For simplicity, you could take the sum of all the vectors, then normalize it back to the unit hypersphere. This would essentially represent a new embedding vector that is the average embedding.
Let S = \sum v_i, for vectors v_i. Then V = \frac{S}{||S||}
To figure out what this new vector represents, correlate it with all your previous labeled embedding vectors. Then take the average or top label as your answer.
If your categories are linearly related, like (0) Awesome, (1) Good, (2) OK, (3) Not Good (4) Terrible, you can average the category integers (or numbers) and then round to the nearest integer as your label for this new average vector.
What I do is take it a step further, and I take correlated weighted averages, and also find the correlated weighted standard deviation.
So I get two numbers, one representing the average label, and the other represents the uncertainty of the label.
Here it the code for doing this that I use:
def correlationWeightedAverageSigma(correlation_scores, label_values):
# Convert lists to numpy arrays
correlation_scores = np.array(correlation_scores)
label_values = np.array(label_values)
# Compute the exponential of each correlation score to use as weights
exp_scores = np.exp(20*correlation_scores) # added factor of 20 to highly value large correlations over the others.
# Normalize these weights to sum to 1
weights = exp_scores / np.sum(exp_scores)
# Calculate the weighted average (mean) of the label values
weighted_average = np.dot(weights, label_values)

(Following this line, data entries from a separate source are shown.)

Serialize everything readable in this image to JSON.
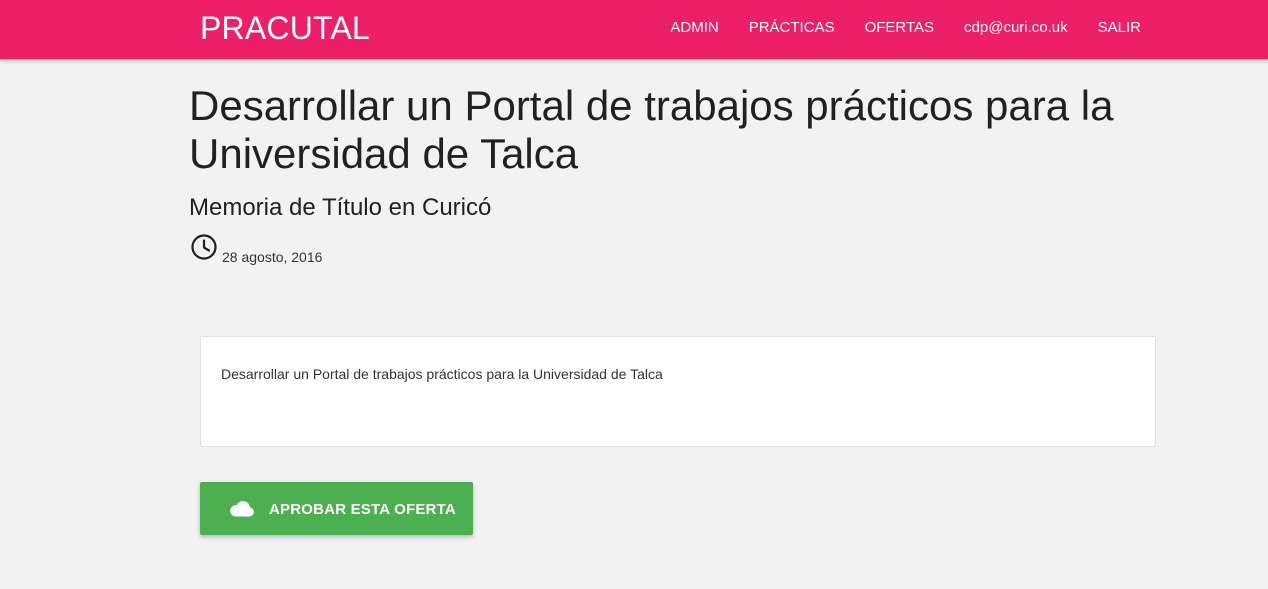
{
  "navbar": {
    "brand": "PRACUTAL",
    "links": [
      {
        "label": "ADMIN",
        "icon": null
      },
      {
        "label": "PRÁCTICAS",
        "icon": null
      },
      {
        "label": "OFERTAS",
        "icon": null
      },
      {
        "label": "cdp@curi.co.uk",
        "icon": null
      },
      {
        "label": "SALIR",
        "icon": null
      }
    ],
    "color": "#ec1f67"
  },
  "offer": {
    "title": "Desarrollar un Portal de trabajos prácticos para la Universidad de Talca",
    "subtitle": "Memoria de Título en Curicó",
    "date_icon": "clock-icon",
    "date": "28 agosto, 2016",
    "description": "Desarrollar un Portal de trabajos prácticos para la Universidad de Talca"
  },
  "actions": {
    "approve_label": "APROBAR ESTA OFERTA",
    "approve_icon": "cloud-icon",
    "approve_color": "#4caf50"
  }
}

# Calculate the weighted squared differences from the weighted mean
weighted_squared_diffs = weights * (label_values - weighted_average) ** 2
# Sum the weighted squared differences
sum_weighted_squared_diffs = np.sum(weighted_squared_diffs)
# Calculate the weighted standard deviation
weighted_std_dev = np.sqrt(sum_weighted_squared_diffs)
# Return both the weighted average and the weighted standard deviation
return weighted_average, weighted_std_dev
Note that I am exponentially weighting my correlation values, and I have a factor of 20 in there as well. What happens in my case is I have so much data that many of my correlations are very close, and I want to accentuate the differences with this e^{20x} weighting.
You could generalize this to e^{kx} weighting, for k > 0, and tune k to fit your situation. Note k = 0 represents the standard mean.
Also, I do not want to worry about averaging negative correlation scores, so this solves that worry as well.
This approach works well for me in finding top correlations, and the average label for these correlations. But it could be used for you to find the average label, or sentiment, over any given time period, after you dot product each of these with your central mean vector.
This is essentially a formal look at what @anon22939549 posted above, or at least my working version of it. It actually works, and in my case I use it to create embedding based classifiers, without requiring a fine-tuned model.